7 heures avec les maires ! Hier, Emmanuel Macron a inauguré une nouvelle forme de communication présidentielle...

Il avait déjà fait 2 heures de la sorte avec les maires, à l’Elysée en novembre, mais c’était passé inaperçu.... Il réédite l’expérience afin de casser l’image d’arrogance et d’isolement ! Hier nous étions à 1000 lieues de cette ambiance agressive et sans confiance mutuelle installée dans le pays depuis le début de la crise des Gilets jaunes! Quoi que l’on pense de la politique du président, la performance démocratique d’hier est impressionnante et salutaire. Mais l’endurance physique et intellectuelle, l’ouverture et l’écoute ne serviraient à rien si elles n’étaient vraiment l’inauguration d’une autre phase "démonarchisée"du mandat. Une gouvernance simple, concrète et à l’écoute. L’autre vertu de l’exercice fut de montrer les maires tels qu’ils sont pour la plupart. Compétents, engagés et manifestement au service de leurs concitoyens qu’ils connaissent mieux que quiconque. Nous décrivons assez les turpitudes, les insuffisances de nos politiques pour se réjouir et le souligner quand notre démocratie montre un visage avenant.

Et puis les maires... ce sont des corps intermédiaires!

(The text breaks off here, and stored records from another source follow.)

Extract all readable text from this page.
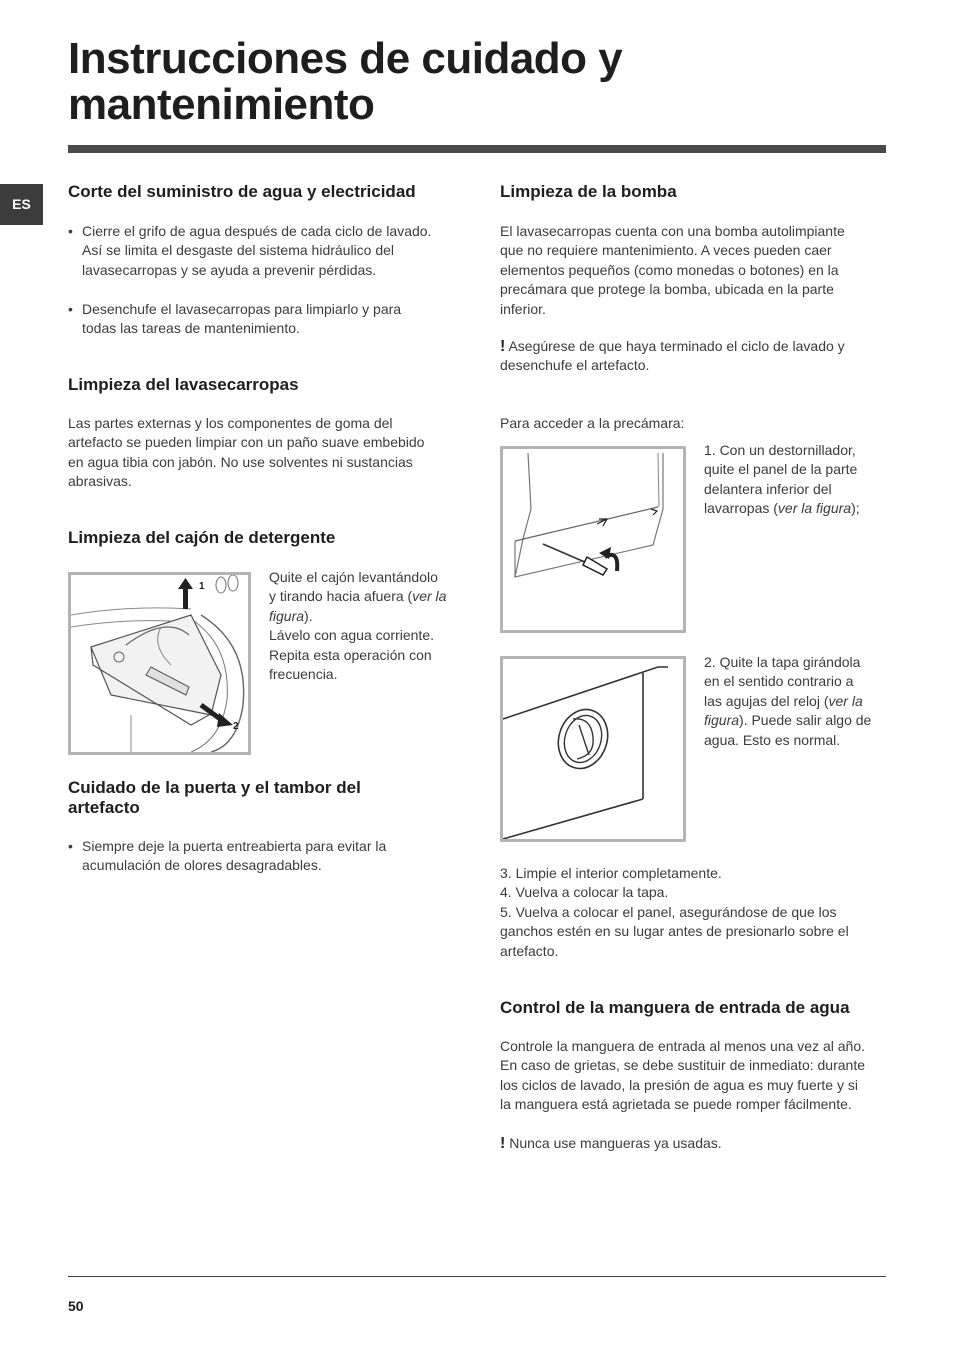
Instrucciones de cuidado y mantenimiento
ES
Corte del suministro de agua y electricidad
• Cierre el grifo de agua después de cada ciclo de lavado.
Así se limita el desgaste del sistema hidráulico del
lavasecarropas y se ayuda a prevenir pérdidas.
• Desenchufe el lavasecarropas para limpiarlo y para
todas las tareas de mantenimiento.
Limpieza del lavasecarropas
Las partes externas y los componentes de goma del
artefacto se pueden limpiar con un paño suave embebido
en agua tibia con jabón. No use solventes ni sustancias
abrasivas.
Limpieza del cajón de detergente
1
2
Quite el cajón levantándolo
y tirando hacia afuera (ver la
figura).
Lávelo con agua corriente.
Repita esta operación con
frecuencia.
Cuidado de la puerta y el tambor del
artefacto
• Siempre deje la puerta entreabierta para evitar la
acumulación de olores desagradables.
Limpieza de la bomba
El lavasecarropas cuenta con una bomba autolimpiante
que no requiere mantenimiento. A veces pueden caer
elementos pequeños (como monedas o botones) en la
precámara que protege la bomba, ubicada en la parte
inferior.
! Asegúrese de que haya terminado el ciclo de lavado y
desenchufe el artefacto.
Para acceder a la precámara:
1. Con un destornillador,
quite el panel de la parte
delantera inferior del
lavarropas (ver la figura);
2. Quite la tapa girándola
en el sentido contrario a
las agujas del reloj (ver la
figura). Puede salir algo de
agua. Esto es normal.
3. Limpie el interior completamente.
4. Vuelva a colocar la tapa.
5. Vuelva a colocar el panel, asegurándose de que los
ganchos estén en su lugar antes de presionarlo sobre el
artefacto.
Control de la manguera de entrada de agua
Controle la manguera de entrada al menos una vez al año.
En caso de grietas, se debe sustituir de inmediato: durante
los ciclos de lavado, la presión de agua es muy fuerte y si
la manguera está agrietada se puede romper fácilmente.
! Nunca use mangueras ya usadas.
50
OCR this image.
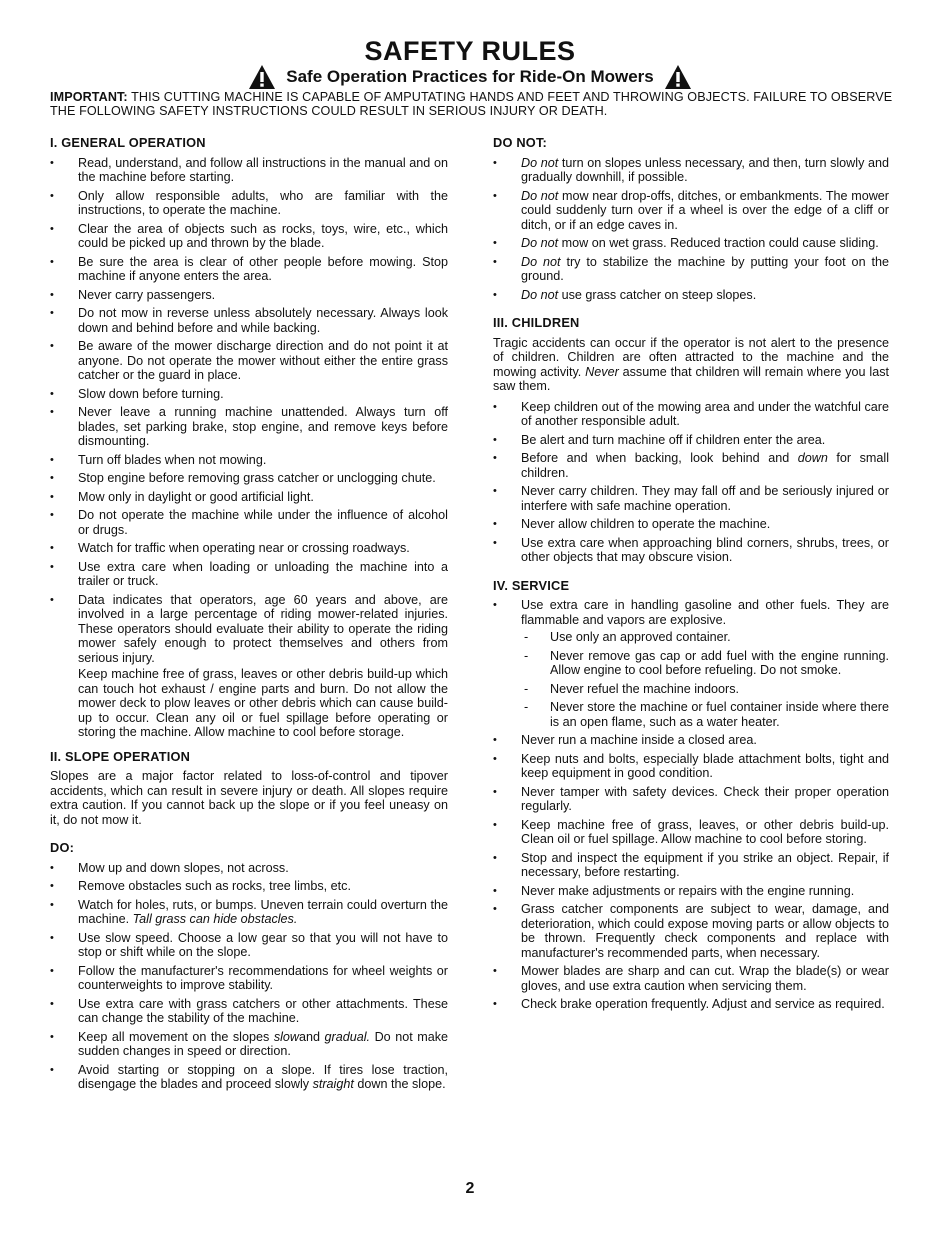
SAFETY RULES
Safe Operation Practices for Ride-On Mowers
IMPORTANT: THIS CUTTING MACHINE IS CAPABLE OF AMPUTATING HANDS AND FEET AND THROWING OBJECTS. FAILURE TO OBSERVE THE FOLLOWING SAFETY INSTRUCTIONS COULD RESULT IN SERIOUS INJURY OR DEATH.
I. GENERAL OPERATION
• Read, understand, and follow all instructions in the manual and on the machine before starting.
• Only allow responsible adults, who are familiar with the instructions, to operate the machine.
• Clear the area of objects such as rocks, toys, wire, etc., which could be picked up and thrown by the blade.
• Be sure the area is clear of other people before mowing. Stop machine if anyone enters the area.
• Never carry passengers.
• Do not mow in reverse unless absolutely necessary. Always look down and behind before and while backing.
• Be aware of the mower discharge direction and do not point it at anyone. Do not operate the mower without either the entire grass catcher or the guard in place.
• Slow down before turning.
• Never leave a running machine unattended. Always turn off blades, set parking brake, stop engine, and remove keys before dismounting.
• Turn off blades when not mowing.
• Stop engine before removing grass catcher or unclogging chute.
• Mow only in daylight or good artificial light.
• Do not operate the machine while under the influence of alcohol or drugs.
• Watch for traffic when operating near or crossing roadways.
• Use extra care when loading or unloading the machine into a trailer or truck.
• Data indicates that operators, age 60 years and above, are involved in a large percentage of riding mower-related injuries. These operators should evaluate their ability to operate the riding mower safely enough to protect themselves and others from serious injury.

Keep machine free of grass, leaves or other debris build-up which can touch hot exhaust / engine parts and burn. Do not allow the mower deck to plow leaves or other debris which can cause build-up to occur. Clean any oil or fuel spillage before operating or storing the machine. Allow machine to cool before storage.

II. SLOPE OPERATION

Slopes are a major factor related to loss-of-control and tipover accidents, which can result in severe injury or death. All slopes require extra caution. If you cannot back up the slope or if you feel uneasy on it, do not mow it.

DO:
• Mow up and down slopes, not across.
• Remove obstacles such as rocks, tree limbs, etc.
• Watch for holes, ruts, or bumps. Uneven terrain could overturn the machine. Tall grass can hide obstacles.
• Use slow speed. Choose a low gear so that you will not have to stop or shift while on the slope.
• Follow the manufacturer's recommendations for wheel weights or counterweights to improve stability.
• Use extra care with grass catchers or other attachments. These can change the stability of the machine.
• Keep all movement on the slopes slowand gradual. Do not make sudden changes in speed or direction.
• Avoid starting or stopping on a slope. If tires lose traction, disengage the blades and proceed slowly straight down the slope.
DO NOT:
• Do not turn on slopes unless necessary, and then, turn slowly and gradually downhill, if possible.
• Do not mow near drop-offs, ditches, or embankments. The mower could suddenly turn over if a wheel is over the edge of a cliff or ditch, or if an edge caves in.
• Do not mow on wet grass. Reduced traction could cause sliding.
• Do not try to stabilize the machine by putting your foot on the ground.
• Do not use grass catcher on steep slopes.
III. CHILDREN

Tragic accidents can occur if the operator is not alert to the presence of children. Children are often attracted to the machine and the mowing activity. Never assume that children will remain where you last saw them.

• Keep children out of the mowing area and under the watchful care of another responsible adult.
• Be alert and turn machine off if children enter the area.
• Before and when backing, look behind and down for small children.
• Never carry children. They may fall off and be seriously injured or interfere with safe machine operation.
• Never allow children to operate the machine.
• Use extra care when approaching blind corners, shrubs, trees, or other objects that may obscure vision.
IV. SERVICE
• Use extra care in handling gasoline and other fuels. They are flammable and vapors are explosive.
- Use only an approved container.
- Never remove gas cap or add fuel with the engine running. Allow engine to cool before refueling. Do not smoke.
- Never refuel the machine indoors.
- Never store the machine or fuel container inside where there is an open flame, such as a water heater.
• Never run a machine inside a closed area.
• Keep nuts and bolts, especially blade attachment bolts, tight and keep equipment in good condition.
• Never tamper with safety devices. Check their proper operation regularly.
• Keep machine free of grass, leaves, or other debris build-up. Clean oil or fuel spillage. Allow machine to cool before storing.
• Stop and inspect the equipment if you strike an object. Repair, if necessary, before restarting.
• Never make adjustments or repairs with the engine running.
• Grass catcher components are subject to wear, damage, and deterioration, which could expose moving parts or allow objects to be thrown. Frequently check components and replace with manufacturer's recommended parts, when necessary.
• Mower blades are sharp and can cut. Wrap the blade(s) or wear gloves, and use extra caution when servicing them.
• Check brake operation frequently. Adjust and service as required.
2
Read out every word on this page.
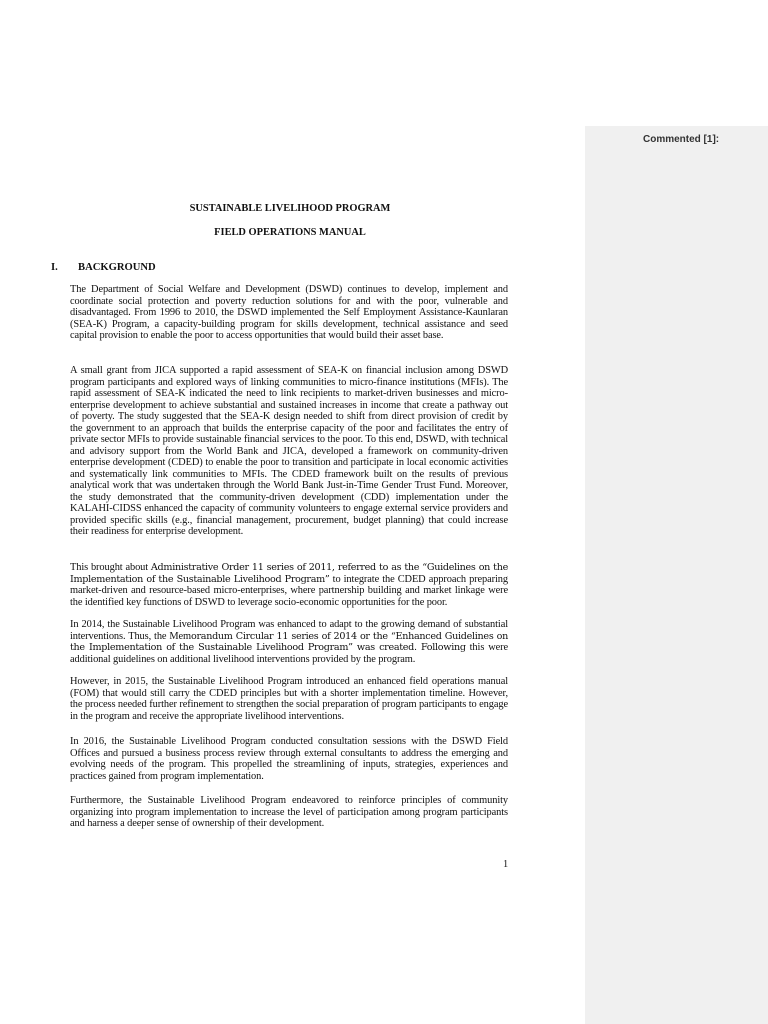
Commented [1]:

SUSTAINABLE LIVELIHOOD PROGRAM

FIELD OPERATIONS MANUAL

I. BACKGROUND

The Department of Social Welfare and Development (DSWD) continues to develop, implement and coordinate social protection and poverty reduction solutions for and with the poor, vulnerable and disadvantaged. From 1996 to 2010, the DSWD implemented the Self Employment Assistance-Kaunlaran (SEA-K) Program, a capacity-building program for skills development, technical assistance and seed capital provision to enable the poor to access opportunities that would build their asset base.

A small grant from JICA supported a rapid assessment of SEA-K on financial inclusion among DSWD program participants and explored ways of linking communities to micro-finance institutions (MFIs). The rapid assessment of SEA-K indicated the need to link recipients to market-driven businesses and micro-enterprise development to achieve substantial and sustained increases in income that create a pathway out of poverty. The study suggested that the SEA-K design needed to shift from direct provision of credit by the government to an approach that builds the enterprise capacity of the poor and facilitates the entry of private sector MFIs to provide sustainable financial services to the poor. To this end, DSWD, with technical and advisory support from the World Bank and JICA, developed a framework on community-driven enterprise development (CDED) to enable the poor to transition and participate in local economic activities and systematically link communities to MFIs. The CDED framework built on the results of previous analytical work that was undertaken through the World Bank Just-in-Time Gender Trust Fund. Moreover, the study demonstrated that the community-driven development (CDD) implementation under the KALAHI-CIDSS enhanced the capacity of community volunteers to engage external service providers and provided specific skills (e.g., financial management, procurement, budget planning) that could increase their readiness for enterprise development.

This brought about Administrative Order 11 series of 2011, referred to as the “Guidelines on the Implementation of the Sustainable Livelihood Program” to integrate the CDED approach preparing market-driven and resource-based micro-enterprises, where partnership building and market linkage were the identified key functions of DSWD to leverage socio-economic opportunities for the poor.

In 2014, the Sustainable Livelihood Program was enhanced to adapt to the growing demand of substantial interventions. Thus, the Memorandum Circular 11 series of 2014 or the “Enhanced Guidelines on the Implementation of the Sustainable Livelihood Program” was created. Following this were additional guidelines on additional livelihood interventions provided by the program.

However, in 2015, the Sustainable Livelihood Program introduced an enhanced field operations manual (FOM) that would still carry the CDED principles but with a shorter implementation timeline. However, the process needed further refinement to strengthen the social preparation of program participants to engage in the program and receive the appropriate livelihood interventions.

In 2016, the Sustainable Livelihood Program conducted consultation sessions with the DSWD Field Offices and pursued a business process review through external consultants to address the emerging and evolving needs of the program. This propelled the streamlining of inputs, strategies, experiences and practices gained from program implementation.

Furthermore, the Sustainable Livelihood Program endeavored to reinforce principles of community organizing into program implementation to increase the level of participation among program participants and harness a deeper sense of ownership of their development.

1
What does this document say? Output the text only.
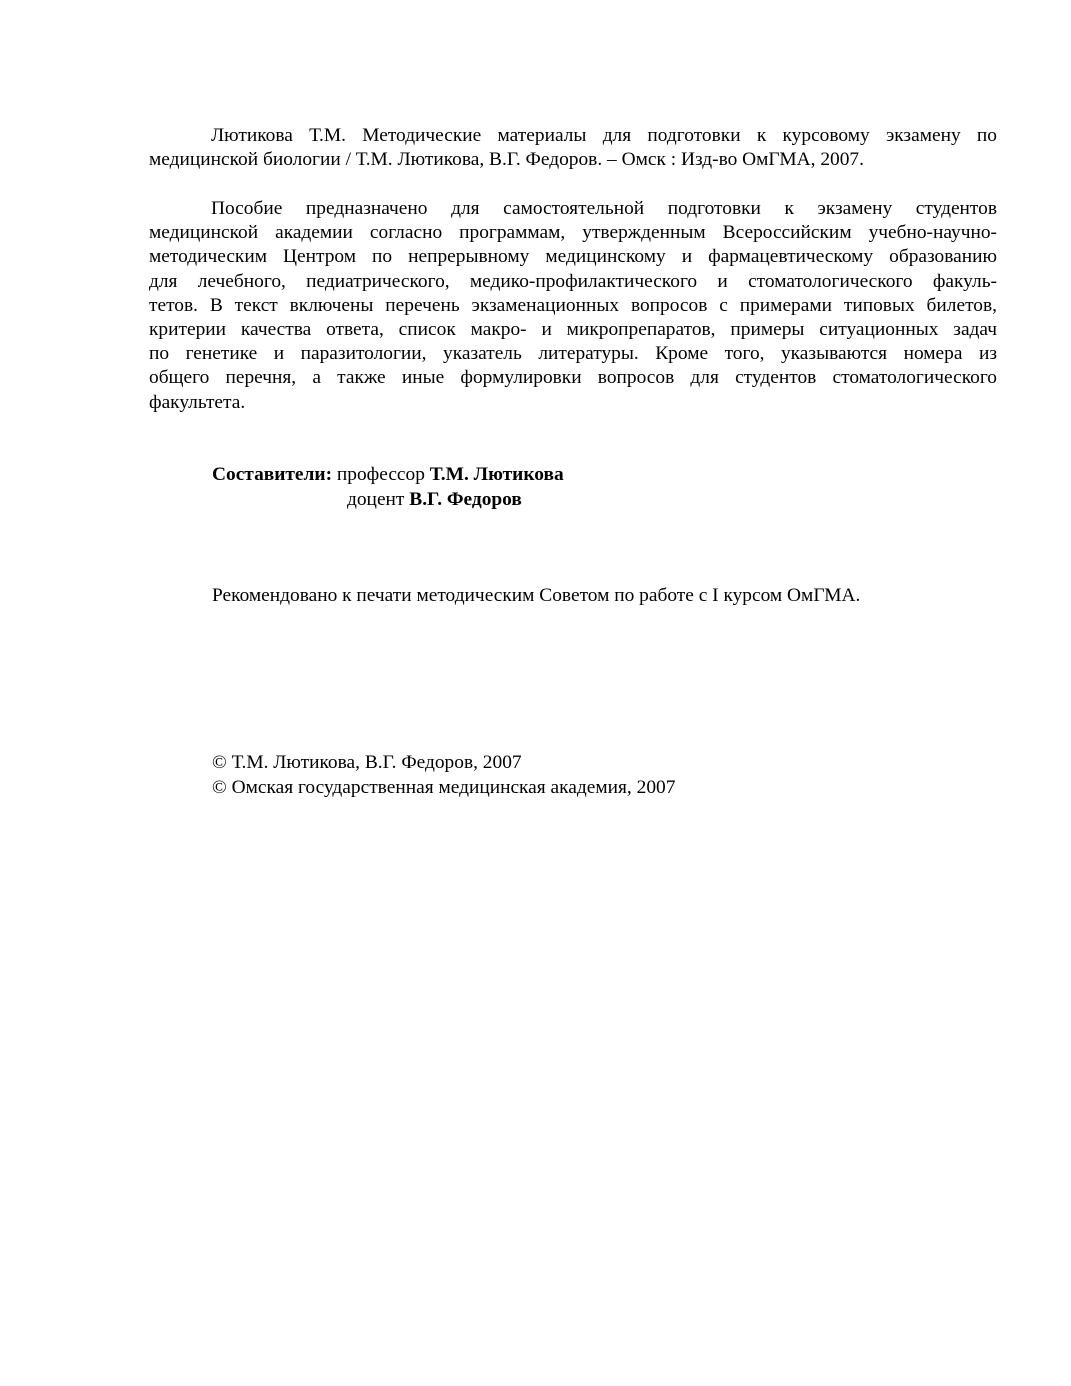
Лютикова Т.М. Методические материалы для подготовки к курсовому экзамену по
медицинской биологии / Т.М. Лютикова, В.Г. Федоров. – Омск : Изд-во ОмГМА, 2007.
Пособие предназначено для самостоятельной подготовки к экзамену студентов
медицинской академии согласно программам, утвержденным Всероссийским учебно-научно-
методическим Центром по непрерывному медицинскому и фармацевтическому образованию
для лечебного, педиатрического, медико-профилактического и стоматологического факуль-
тетов. В текст включены перечень экзаменационных вопросов с примерами типовых билетов,
критерии качества ответа, список макро- и микропрепаратов, примеры ситуационных задач
по генетике и паразитологии, указатель литературы. Кроме того, указываются номера из
общего перечня, а также иные формулировки вопросов для студентов стоматологического
факультета.
Составители: профессор Т.М. Лютикова
доцент В.Г. Федоров
Рекомендовано к печати методическим Советом по работе с I курсом ОмГМА.
© Т.М. Лютикова, В.Г. Федоров, 2007
© Омская государственная медицинская академия, 2007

C’est l’autre vertu de cette séance : réhabiliter les corps intermédiaires. Maires, syndicats, associations se sentaient enjambés, méprisés, tenus pour des problèmes plus que pour des solutions. C’est pourtant eux qui font tourner la démocratie quotidienne de terrain. Ils ont certes des défauts (notamment pour les syndicats celui d’être peu représentatifs et de sembler souvent surtout attachés à la préservation de leur appareil)... mais on peut aussi considérer que leurs défauts se développent à mesure que l’Etat les ignore et leur refuse du grain à moudre. Emmanuel Macron est arrivé après trois présidents qui avaient brillé par leur incapacité à sortir le pays de la crise. L’impression générale était alors à l’impuissance publique ! Pour y remédier, le jeune candidat avait fait campagne sur l’idée du dépassement des clivages et l’instauration d’un nouveau girondisme qui devait consacrer les acteurs de terrain (on avait compris les corps intermédiaires) pour que les solutions émergent de l’intelligence collective. Seulement, une fois à l’Elysée, il a commencé par agir à la hussarde et sans volonté de co-construire. La verticalité technocratique de la 1ère année a été vécue pour ce qu’elle était : de l’arrogance hors sol. Les Gilets jaunes ont ramené la réalité du terrain sous le nez du président. Sa majorité s’avère idéologiquement transparente, elle n’a pas eu le temps de s’implanter localement. Macron semblait seul, ses ministres d’Etat étaient partis, son équipe élyséenne est à la veille d’un grand remplacement... Il était donc temps de se réformer lui-même. L’idée du grand débat et cet exercice d’horizontalité inédite prouvent qu’au moins il le souhaite. Mais recommencer la performance de la campagne ne suffira pas. Il ne s’agit plus d’être élu... il s’agit de présider. Hier après-midi, c’était des mots... ils étaient réussis. Assurément, l’Emmanuel Macron d’hier aurait accepté le plan Borloo sur la banlieue, qui procédait de cette méthode de co-contruction responsable, dommage ! Après le grand débat viendra le temps des actes. Nous verrons alors si le nouveau Macron est vraiment consistant.